The aim of this project is explore the therapeutic potential of progranulin – a secreted protein that has recently been linked to dementia – for the acute treatment of stroke. We hypothesise that treatment with progranulin will reduce brain damage and improve outcome when given intravenously after stroke.
In order to evaluate the therapeutic potential of progranulin, animal models will be subjected to an experimental model of stroke by blocking one of the main blood vessels supplying blood to the brain. Then, at clinically relevant time points (i.e. 0 – 24 hrs), the models will subsequently be treated with progranulin. Three days after induction of stroke, both the health of the animal models and the degree of brain damage will be quantified. In addition, we will evaluate the influence of progranulin on the leakiness of brain blood vessels using specialised dyes, as we predict that this plays a key mechanistic role in progranulin’s protective effects.
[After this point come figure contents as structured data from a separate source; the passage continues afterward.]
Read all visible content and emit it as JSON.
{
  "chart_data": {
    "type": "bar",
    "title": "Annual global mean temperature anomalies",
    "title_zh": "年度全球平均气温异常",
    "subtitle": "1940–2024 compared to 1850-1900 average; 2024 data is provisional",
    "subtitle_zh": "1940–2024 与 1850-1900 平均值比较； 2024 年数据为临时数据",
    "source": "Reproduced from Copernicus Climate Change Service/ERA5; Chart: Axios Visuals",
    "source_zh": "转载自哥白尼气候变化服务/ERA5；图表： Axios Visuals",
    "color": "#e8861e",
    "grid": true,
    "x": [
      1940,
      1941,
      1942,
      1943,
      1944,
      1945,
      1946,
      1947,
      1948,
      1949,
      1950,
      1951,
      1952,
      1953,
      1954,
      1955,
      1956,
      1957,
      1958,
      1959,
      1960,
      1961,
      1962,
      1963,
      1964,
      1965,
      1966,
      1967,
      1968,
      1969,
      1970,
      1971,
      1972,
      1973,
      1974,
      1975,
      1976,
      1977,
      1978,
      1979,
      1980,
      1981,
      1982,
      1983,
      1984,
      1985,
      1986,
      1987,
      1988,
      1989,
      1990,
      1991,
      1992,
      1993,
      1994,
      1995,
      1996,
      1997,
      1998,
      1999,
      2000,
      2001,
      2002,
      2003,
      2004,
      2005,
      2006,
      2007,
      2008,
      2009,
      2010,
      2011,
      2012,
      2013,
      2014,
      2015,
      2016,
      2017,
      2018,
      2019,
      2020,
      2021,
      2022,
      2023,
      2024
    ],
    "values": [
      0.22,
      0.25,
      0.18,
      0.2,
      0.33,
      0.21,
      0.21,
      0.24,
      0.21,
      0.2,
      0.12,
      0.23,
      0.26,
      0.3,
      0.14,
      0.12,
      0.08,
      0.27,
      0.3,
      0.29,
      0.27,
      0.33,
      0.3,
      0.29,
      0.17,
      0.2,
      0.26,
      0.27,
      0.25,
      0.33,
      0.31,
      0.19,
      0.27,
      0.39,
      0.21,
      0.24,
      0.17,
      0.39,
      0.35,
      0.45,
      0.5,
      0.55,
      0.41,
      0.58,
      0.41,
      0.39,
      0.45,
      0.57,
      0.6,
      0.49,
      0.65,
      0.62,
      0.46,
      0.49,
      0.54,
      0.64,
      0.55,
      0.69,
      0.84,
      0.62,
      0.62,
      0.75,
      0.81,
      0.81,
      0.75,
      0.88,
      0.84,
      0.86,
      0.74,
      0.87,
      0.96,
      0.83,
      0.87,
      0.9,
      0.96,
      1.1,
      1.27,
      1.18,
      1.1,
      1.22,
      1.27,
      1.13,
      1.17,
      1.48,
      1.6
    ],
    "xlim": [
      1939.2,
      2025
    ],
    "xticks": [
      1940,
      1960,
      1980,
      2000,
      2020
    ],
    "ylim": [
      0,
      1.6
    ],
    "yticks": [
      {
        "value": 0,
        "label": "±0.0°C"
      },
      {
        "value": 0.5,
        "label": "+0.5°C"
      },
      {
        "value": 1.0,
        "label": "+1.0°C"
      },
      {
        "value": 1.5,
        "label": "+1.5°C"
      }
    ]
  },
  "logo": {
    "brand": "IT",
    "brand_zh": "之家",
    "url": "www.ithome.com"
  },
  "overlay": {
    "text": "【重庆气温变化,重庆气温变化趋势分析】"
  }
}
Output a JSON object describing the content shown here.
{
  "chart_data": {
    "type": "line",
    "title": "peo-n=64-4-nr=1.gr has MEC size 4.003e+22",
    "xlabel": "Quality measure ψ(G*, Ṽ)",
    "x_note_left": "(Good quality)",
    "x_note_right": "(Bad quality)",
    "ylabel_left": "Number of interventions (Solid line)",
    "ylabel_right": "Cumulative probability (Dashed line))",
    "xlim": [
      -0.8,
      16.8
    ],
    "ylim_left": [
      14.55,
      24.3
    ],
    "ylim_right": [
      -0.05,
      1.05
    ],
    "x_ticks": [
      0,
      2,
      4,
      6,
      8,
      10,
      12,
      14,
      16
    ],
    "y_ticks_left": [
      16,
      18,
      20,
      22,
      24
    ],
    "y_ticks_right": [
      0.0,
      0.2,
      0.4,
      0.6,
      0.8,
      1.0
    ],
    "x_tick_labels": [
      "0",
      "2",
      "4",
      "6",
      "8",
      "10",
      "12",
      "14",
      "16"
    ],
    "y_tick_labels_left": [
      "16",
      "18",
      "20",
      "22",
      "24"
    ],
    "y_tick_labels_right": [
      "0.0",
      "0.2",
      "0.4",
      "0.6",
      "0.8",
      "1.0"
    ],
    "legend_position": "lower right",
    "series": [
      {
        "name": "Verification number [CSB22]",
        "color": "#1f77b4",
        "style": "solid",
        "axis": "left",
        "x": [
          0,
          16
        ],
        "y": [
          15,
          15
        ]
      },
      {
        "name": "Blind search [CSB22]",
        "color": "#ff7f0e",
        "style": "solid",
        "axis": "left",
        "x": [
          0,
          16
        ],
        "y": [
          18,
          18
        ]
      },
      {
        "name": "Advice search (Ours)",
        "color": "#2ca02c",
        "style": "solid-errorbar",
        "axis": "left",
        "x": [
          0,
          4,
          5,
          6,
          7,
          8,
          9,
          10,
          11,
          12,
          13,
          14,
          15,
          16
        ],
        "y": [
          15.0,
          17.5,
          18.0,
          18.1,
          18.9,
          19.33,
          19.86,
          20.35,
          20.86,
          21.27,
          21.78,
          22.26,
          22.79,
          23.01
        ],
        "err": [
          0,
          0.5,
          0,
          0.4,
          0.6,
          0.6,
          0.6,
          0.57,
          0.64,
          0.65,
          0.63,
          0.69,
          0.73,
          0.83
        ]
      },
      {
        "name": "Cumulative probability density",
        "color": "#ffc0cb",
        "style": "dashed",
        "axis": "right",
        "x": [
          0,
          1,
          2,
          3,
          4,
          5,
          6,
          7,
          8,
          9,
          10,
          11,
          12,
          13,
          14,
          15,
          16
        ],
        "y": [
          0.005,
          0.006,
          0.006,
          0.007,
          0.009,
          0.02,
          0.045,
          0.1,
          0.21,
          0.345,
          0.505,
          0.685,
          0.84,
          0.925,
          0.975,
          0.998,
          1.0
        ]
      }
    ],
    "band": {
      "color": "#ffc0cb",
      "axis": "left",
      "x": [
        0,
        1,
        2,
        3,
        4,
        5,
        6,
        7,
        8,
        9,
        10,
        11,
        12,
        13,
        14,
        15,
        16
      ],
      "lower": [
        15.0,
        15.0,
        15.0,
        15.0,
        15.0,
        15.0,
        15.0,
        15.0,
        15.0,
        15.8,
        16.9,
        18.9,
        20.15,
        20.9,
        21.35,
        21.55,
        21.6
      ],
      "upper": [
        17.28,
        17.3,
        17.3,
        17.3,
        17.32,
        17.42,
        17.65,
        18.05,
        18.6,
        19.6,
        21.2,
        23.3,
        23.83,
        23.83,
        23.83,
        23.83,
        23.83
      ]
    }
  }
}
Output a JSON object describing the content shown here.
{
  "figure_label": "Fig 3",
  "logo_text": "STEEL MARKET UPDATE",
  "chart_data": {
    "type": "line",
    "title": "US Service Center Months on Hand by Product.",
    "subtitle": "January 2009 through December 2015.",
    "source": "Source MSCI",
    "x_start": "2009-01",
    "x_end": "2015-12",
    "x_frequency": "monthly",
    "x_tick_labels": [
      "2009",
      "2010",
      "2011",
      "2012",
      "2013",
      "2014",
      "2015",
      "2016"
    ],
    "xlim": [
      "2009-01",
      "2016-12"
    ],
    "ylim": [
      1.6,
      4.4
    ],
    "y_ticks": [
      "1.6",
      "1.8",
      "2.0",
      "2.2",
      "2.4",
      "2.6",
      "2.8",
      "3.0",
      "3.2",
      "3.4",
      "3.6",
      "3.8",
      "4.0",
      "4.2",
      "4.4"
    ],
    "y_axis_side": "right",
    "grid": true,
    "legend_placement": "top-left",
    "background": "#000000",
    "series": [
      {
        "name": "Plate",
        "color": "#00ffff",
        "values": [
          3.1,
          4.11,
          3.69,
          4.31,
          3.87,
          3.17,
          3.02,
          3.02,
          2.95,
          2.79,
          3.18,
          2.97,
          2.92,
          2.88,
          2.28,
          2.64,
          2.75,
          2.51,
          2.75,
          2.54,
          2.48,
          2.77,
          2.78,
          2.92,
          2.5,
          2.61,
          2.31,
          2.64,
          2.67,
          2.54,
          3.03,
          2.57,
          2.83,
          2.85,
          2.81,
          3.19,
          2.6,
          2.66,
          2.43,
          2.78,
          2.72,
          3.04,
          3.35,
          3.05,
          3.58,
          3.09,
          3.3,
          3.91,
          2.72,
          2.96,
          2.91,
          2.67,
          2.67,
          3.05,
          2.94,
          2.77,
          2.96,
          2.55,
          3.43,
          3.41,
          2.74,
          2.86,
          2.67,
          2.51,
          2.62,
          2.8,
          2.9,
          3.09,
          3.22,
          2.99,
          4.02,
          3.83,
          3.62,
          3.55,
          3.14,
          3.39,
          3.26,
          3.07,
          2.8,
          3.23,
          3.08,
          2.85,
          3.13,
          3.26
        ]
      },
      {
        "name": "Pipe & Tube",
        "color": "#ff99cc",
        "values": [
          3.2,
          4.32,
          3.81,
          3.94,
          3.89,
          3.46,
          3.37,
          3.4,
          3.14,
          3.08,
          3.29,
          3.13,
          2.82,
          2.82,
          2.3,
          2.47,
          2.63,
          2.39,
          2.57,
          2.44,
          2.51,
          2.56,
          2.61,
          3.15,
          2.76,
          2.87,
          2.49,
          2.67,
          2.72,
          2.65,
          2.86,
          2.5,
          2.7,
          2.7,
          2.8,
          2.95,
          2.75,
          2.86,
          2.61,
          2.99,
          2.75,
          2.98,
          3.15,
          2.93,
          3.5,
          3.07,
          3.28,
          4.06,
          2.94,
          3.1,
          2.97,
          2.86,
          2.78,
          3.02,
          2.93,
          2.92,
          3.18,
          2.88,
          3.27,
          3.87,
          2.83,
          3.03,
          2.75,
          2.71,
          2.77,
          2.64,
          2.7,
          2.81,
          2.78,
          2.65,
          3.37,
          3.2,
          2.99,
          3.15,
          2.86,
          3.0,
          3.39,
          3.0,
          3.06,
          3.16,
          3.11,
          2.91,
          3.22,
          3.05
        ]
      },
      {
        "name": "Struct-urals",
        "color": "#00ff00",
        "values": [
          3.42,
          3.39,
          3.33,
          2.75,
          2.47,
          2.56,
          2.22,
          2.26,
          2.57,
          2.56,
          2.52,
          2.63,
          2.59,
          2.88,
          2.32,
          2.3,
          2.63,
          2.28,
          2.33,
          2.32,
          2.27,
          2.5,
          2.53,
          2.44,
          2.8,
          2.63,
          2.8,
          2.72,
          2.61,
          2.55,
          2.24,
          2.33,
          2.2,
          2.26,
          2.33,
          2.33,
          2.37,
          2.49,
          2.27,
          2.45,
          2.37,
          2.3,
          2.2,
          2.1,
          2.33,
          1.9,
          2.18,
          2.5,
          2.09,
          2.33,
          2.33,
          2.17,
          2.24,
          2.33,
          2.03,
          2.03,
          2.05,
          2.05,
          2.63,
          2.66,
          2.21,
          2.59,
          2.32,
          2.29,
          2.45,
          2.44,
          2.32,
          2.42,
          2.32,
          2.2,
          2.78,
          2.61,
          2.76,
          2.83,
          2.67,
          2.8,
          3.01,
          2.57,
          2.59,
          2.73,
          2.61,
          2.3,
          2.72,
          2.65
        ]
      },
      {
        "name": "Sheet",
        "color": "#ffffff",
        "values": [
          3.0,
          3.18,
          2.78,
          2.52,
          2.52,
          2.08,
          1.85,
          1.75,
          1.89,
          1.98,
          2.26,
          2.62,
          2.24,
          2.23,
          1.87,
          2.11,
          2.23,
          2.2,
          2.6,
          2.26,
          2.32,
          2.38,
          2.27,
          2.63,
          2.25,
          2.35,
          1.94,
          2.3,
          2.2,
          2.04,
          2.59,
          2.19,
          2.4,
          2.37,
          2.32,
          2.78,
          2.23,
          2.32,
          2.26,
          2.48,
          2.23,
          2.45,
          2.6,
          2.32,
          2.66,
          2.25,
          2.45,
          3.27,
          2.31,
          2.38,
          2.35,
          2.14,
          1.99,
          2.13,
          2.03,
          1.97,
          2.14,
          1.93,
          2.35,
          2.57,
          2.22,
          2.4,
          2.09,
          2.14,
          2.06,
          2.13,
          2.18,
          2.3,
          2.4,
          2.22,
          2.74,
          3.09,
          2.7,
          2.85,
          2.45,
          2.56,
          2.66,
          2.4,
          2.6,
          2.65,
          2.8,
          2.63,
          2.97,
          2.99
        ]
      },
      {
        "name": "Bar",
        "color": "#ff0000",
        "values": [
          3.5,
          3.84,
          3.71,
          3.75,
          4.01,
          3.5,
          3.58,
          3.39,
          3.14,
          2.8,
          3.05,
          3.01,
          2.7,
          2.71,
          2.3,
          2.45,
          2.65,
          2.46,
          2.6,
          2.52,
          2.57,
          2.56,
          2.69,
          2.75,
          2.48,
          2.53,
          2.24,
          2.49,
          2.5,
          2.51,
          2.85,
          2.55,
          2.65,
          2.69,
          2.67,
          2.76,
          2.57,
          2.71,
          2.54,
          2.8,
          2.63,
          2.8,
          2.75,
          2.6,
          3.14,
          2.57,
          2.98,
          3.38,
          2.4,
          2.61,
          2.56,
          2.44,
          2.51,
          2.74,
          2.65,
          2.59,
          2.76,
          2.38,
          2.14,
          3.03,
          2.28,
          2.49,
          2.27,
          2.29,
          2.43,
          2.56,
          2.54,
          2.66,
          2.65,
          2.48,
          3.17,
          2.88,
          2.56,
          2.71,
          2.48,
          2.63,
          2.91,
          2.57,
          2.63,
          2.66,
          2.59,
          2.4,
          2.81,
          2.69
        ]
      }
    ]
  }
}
Once we have determined the influence of progranulin on acute stroke outcome and vessel leakiness, we will explore the mechanisms by which it achieves this. This component of the study will focus on the very tight associations between endothelial cells – cells that line blood vessels and prevent leakiness – and examine the changes that progranulin induces in both their structure and function. Knowledge gained from this study will determine the potential for the use of progranulin and related compounds as novel therapeutic agents for the treatment of stroke.